On Friday, the DOJ arrested 2 men responsible for a White Supremacist terrorist group called the “Terrorgram Collective” on Telegram. They shared a list of high-value targets (names, addresses, and photos) to assassinate and critical U.S. infrastructure to attack.

A group of White Supremacists communicated terror plots in a Telegram group they named the “Terrorgram Collective.” The group shared a list of politicians and other “high-value” targets to assassinate. They also listed critical U.S. infrastructure they wanted to carry out attacks on.

The DOJ arrested and indicted 2 Americans on Friday. The men were accused of running an online “transnational terrorist group” dedicated to fostering attacks on public officials and infrastructure “in the name of violent white supremacist ideology,” Attorney General Merrick Garland said. The indictment named Dallas Humber, 34, and Matthew Allison, 37, as leaders of the “Terrorgram Collective,” a network of channels and group chats on Telegram.

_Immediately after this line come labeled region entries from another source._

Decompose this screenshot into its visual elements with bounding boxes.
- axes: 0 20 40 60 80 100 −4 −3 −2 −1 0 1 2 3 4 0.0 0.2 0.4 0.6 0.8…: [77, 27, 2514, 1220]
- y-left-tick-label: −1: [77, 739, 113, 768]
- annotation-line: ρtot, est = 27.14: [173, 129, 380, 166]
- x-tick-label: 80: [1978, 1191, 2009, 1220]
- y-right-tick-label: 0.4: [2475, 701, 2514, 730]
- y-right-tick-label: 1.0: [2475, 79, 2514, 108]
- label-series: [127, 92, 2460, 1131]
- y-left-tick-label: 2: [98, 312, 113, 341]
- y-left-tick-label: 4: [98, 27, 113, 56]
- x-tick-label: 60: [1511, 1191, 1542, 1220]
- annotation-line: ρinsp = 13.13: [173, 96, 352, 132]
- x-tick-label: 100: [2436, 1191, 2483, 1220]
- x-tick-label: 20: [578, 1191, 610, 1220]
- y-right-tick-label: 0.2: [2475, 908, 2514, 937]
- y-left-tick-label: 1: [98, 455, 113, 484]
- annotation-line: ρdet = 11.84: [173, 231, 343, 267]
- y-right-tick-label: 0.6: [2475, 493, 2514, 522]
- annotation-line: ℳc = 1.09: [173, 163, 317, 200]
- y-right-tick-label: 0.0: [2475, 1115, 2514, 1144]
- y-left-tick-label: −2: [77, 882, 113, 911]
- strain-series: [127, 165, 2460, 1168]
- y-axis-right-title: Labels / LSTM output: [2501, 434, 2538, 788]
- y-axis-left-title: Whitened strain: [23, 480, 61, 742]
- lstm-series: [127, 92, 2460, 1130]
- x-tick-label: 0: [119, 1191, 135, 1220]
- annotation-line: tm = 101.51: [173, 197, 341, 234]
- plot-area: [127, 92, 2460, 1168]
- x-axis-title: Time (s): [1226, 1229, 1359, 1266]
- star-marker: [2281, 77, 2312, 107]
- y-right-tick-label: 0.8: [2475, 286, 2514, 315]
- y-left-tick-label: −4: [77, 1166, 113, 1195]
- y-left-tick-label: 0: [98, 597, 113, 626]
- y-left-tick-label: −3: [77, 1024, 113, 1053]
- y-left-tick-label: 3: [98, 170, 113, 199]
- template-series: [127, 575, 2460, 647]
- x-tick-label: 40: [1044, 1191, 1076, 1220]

A list was shared among the members that contained the names, addresses, and photos of people, who they referred to as “high-value targets,” that they wanted to have assassinated by group members. The names on the list included a U.S. Senator, a federal judge, and a U.S. Attorney. None of their names have been released at this time.

Their goal was to assassinate the targets, which would ignite a “race war” that would end in the destruction of the United States government.

Every Republican in Congress: “America Is Not A Racist Country.”

From reporting by Associated Press:

Humber and Allison were arrested Friday in California and Idaho, respectively, on 15 counts including soliciting murder and providing material support to terrorists. The DOJ said the pair took over Terrorgram in 2022 and urged followers to kill certain “high value targets,” including a U.S. senator and a federal judge. The alleged goal of the violence was to ignite a “race war” and bring about a “white ethnostate.” The hit list included names, addresses and photos, the indictment said, and the pair distributed detailed instructions on how to carry out a terrorist attack, including how to make bombs. “These are not mere words,” Assistant Attorney General Matthew Olsen said. “Terrorgram users have carried out, or planned, attacks,” including the stabbing of five people in Turkey last month, an attempt to destroy an electrical substation in New Jersey in July and a 2022 fatal shooting outside an LGBTQ bar in Slovakia.

Humber pleaded guilty on Monday, and Allison was scheduled to be in court sometime today (Tuesday).

This story will be updated as new details emerge.